Are you writing new stuff?


This whole preparation for these three shows was delving into the Grateful Dead material that I could sing, and that would be performable. Because over a series of three shows, I wanted to be like we were able to be, how the Grateful Dead was. I want to be able to play three shows without repeating ourselves because I think that's tremendously important. That's how we got people coming back. But, yes, I hope to have some new material. It comes slowly. If I had a year before I had another performance, maybe I could have enough new stuff so we could do three or four new songs every night. That would be exciting. But I don't have that much time, and also I don't have that many lyrics. I'm going to have to write some of my own lyrics I think. Which isn't that hard. I'll just have to knuckle down.

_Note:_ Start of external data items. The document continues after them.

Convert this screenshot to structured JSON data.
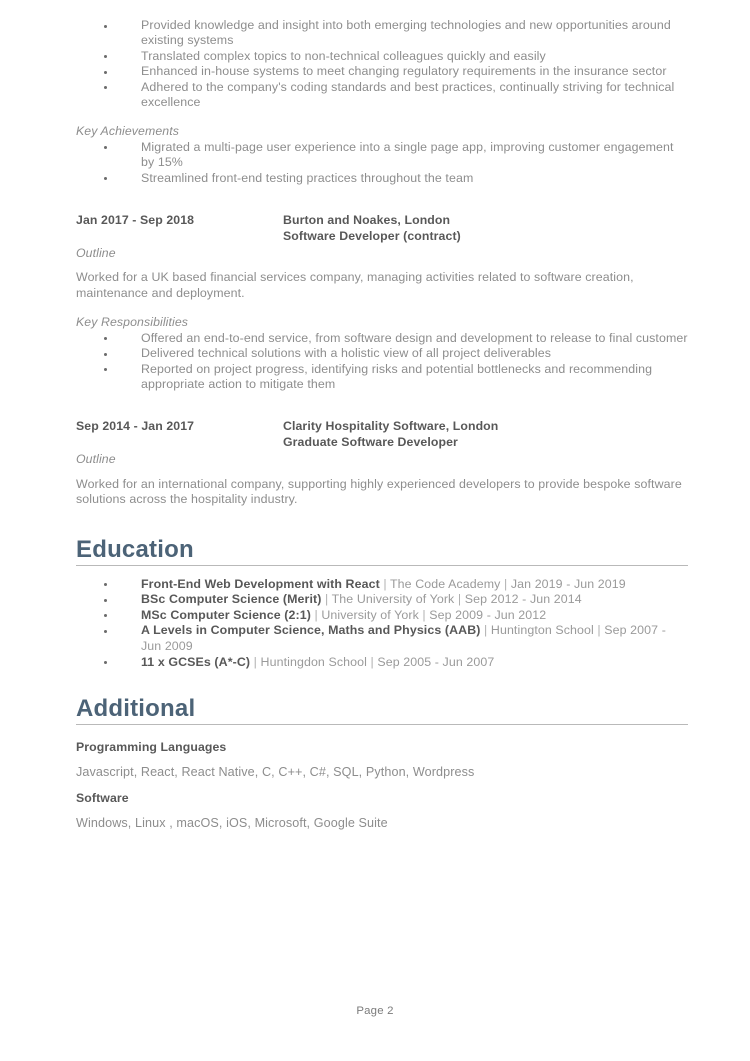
{
  "document": {
    "footer_label": "Page 2"
  },
  "continued_role": {
    "responsibilities": [
      "Provided knowledge and insight into both emerging technologies and new opportunities around existing systems",
      "Translated complex topics to non-technical colleagues quickly and easily",
      "Enhanced in-house systems to meet changing regulatory requirements in the insurance sector",
      "Adhered to the company's coding standards and best practices, continually striving for technical excellence"
    ],
    "achievements_heading": "Key Achievements",
    "achievements": [
      "Migrated a multi-page user experience into a single page app, improving customer engagement by 15%",
      "Streamlined front-end testing practices throughout the team"
    ]
  },
  "experience": [
    {
      "dates": "Jan 2017 - Sep 2018",
      "company": "Burton and Noakes, London",
      "title": "Software Developer (contract)",
      "outline_heading": "Outline",
      "outline": "Worked for a UK based financial services company, managing activities related to software creation, maintenance and deployment.",
      "responsibilities_heading": "Key Responsibilities",
      "responsibilities": [
        "Offered an end-to-end service, from software design and development to release to final customer",
        "Delivered technical solutions with a holistic view of all project deliverables",
        "Reported on project progress, identifying risks and potential bottlenecks and recommending appropriate action to mitigate them"
      ]
    },
    {
      "dates": "Sep 2014 - Jan 2017",
      "company": "Clarity Hospitality Software, London",
      "title": "Graduate Software Developer",
      "outline_heading": "Outline",
      "outline": "Worked for an international company, supporting highly experienced developers to provide bespoke software solutions across the hospitality industry."
    }
  ],
  "education": {
    "heading": "Education",
    "items": [
      {
        "qualification": "Front-End Web Development with React",
        "institution": "The Code Academy",
        "dates": "Jan 2019 - Jun 2019"
      },
      {
        "qualification": "BSc Computer Science (Merit)",
        "institution": "The University of York",
        "dates": "Sep 2012 - Jun 2014"
      },
      {
        "qualification": "MSc Computer Science (2:1)",
        "institution": "University of York",
        "dates": "Sep 2009 - Jun 2012"
      },
      {
        "qualification": "A Levels in Computer Science, Maths and Physics (AAB)",
        "institution": "Huntington School",
        "dates": "Sep 2007 - Jun 2009"
      },
      {
        "qualification": "11 x GCSEs (A*-C)",
        "institution": "Huntingdon School",
        "dates": "Sep 2005 - Jun 2007"
      }
    ],
    "separator": "|"
  },
  "additional": {
    "heading": "Additional",
    "groups": [
      {
        "label": "Programming Languages",
        "value": "Javascript, React, React Native, C, C++, C#, SQL, Python, Wordpress"
      },
      {
        "label": "Software",
        "value": "Windows, Linux , macOS, iOS, Microsoft, Google Suite"
      }
    ]
  },
  "colors": {
    "heading": "#4c6377",
    "bold_text": "#585858",
    "body_text": "#8d8d8d",
    "rule": "#b9b9b9"
  }
}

Will you continue to play Dead songs?


Oh sure. Oh yeah, as long as I'm playing. First of all, it's our material, and we own it as much as anybody. And second of all, the songs that Jerry used to sing are of such a quality that they deserve to be performed. And I don't think that any of them are too sacred to be performed.


Are there any that you could never perform?


None. Absolutely not. Nothing is too sacred.


Any plans for New Year's Eve 1999?


Well, I could tell you one thing, if I do something on New Year's Eve, it will probably be right here in Marin [Calif.], where I can walk home.